On Not Seeking Pleasure Much
When I was a graduate student, a girlfriend asked me what, of all things, I most enjoyed doing. Eschewing the obvious and half-clever reply, I answered skiing -- thinking of those moments of breathing the cold, clean air, taking in the mountain view, then expertly carving a steep, lonely slope. But how long had it been since I'd gone skiing -- maybe three years? My girlfriend suggested that if has been three years since I've done what I most enjoyed doing, then maybe I wasn't living wisely.
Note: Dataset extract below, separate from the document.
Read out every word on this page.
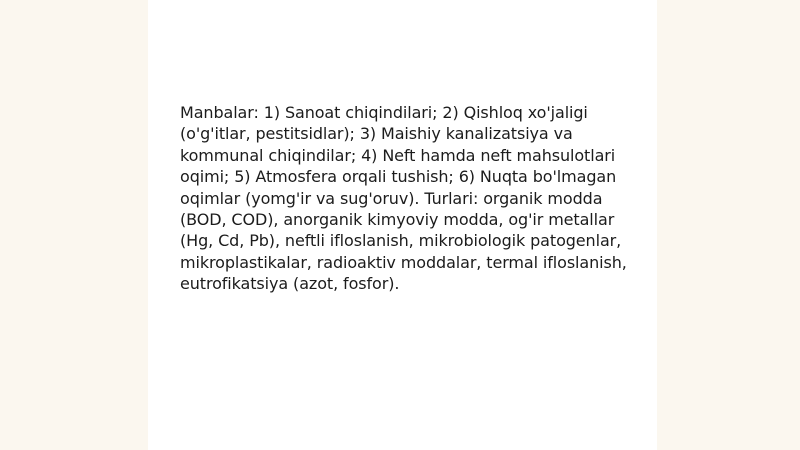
Manbalar: 1) Sanoat chiqindilari; 2) Qishloq xo'jaligi (o'g'itlar, pestitsidlar); 3) Maishiy kanalizatsiya va kommunal chiqindilar; 4) Neft hamda neft mahsulotlari oqimi; 5) Atmosfera orqali tushish; 6) Nuqta bo'lmagan oqimlar (yomg'ir va sug'oruv). Turlari: organik modda (BOD, COD), anorganik kimyoviy modda, og'ir metallar (Hg, Cd, Pb), neftli ifloslanish, mikrobiologik patogenlar, mikroplastikalar, radioaktiv moddalar, termal ifloslanish, eutrofikatsiya (azot, fosfor).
Well what, I asked, did she most enjoy? Getting back massages, she said. Now the two of us had a deal at the time: If one gave the other a back massage, the recipient would owe a massage in return the following day. We exchanged massages occasionally, but not often, probably about once every few weeks. I pointed out to her that she, too, might not be perfectly rational: She could easily get much more of what she most enjoyed by simply giving me more back massages. And surely the displeasure of giving me a back massage couldn't outweigh the pleasure of getting the thing she most enjoyed in the world? Or was pleasure for her so tepid a thing that even the greatest pleasure was hardly worth getting, so that the combination of getting and receiving a back massage would for her be a hedonic negative?
I suspect at the root of both these cases is the same thing: Avoiding displeasure is, for her and me and most people, intrinsically more motivating than gaining pleasure, so that even our top pleasures (skiing, back massages) aren't motivating enough to overcome only moderate displeasures (organizing a ski trip, giving a massage). Is this rational? Is displeasure more unpleasant than pleasure is pleasant? Or is this like the economic irrationality of doing much more to avoid a loss than to secure an equivalent gain?
If avoiding displeasure is more motivating than seeking pleasure, this also might explain certain strands in Stoicism and Buddhism.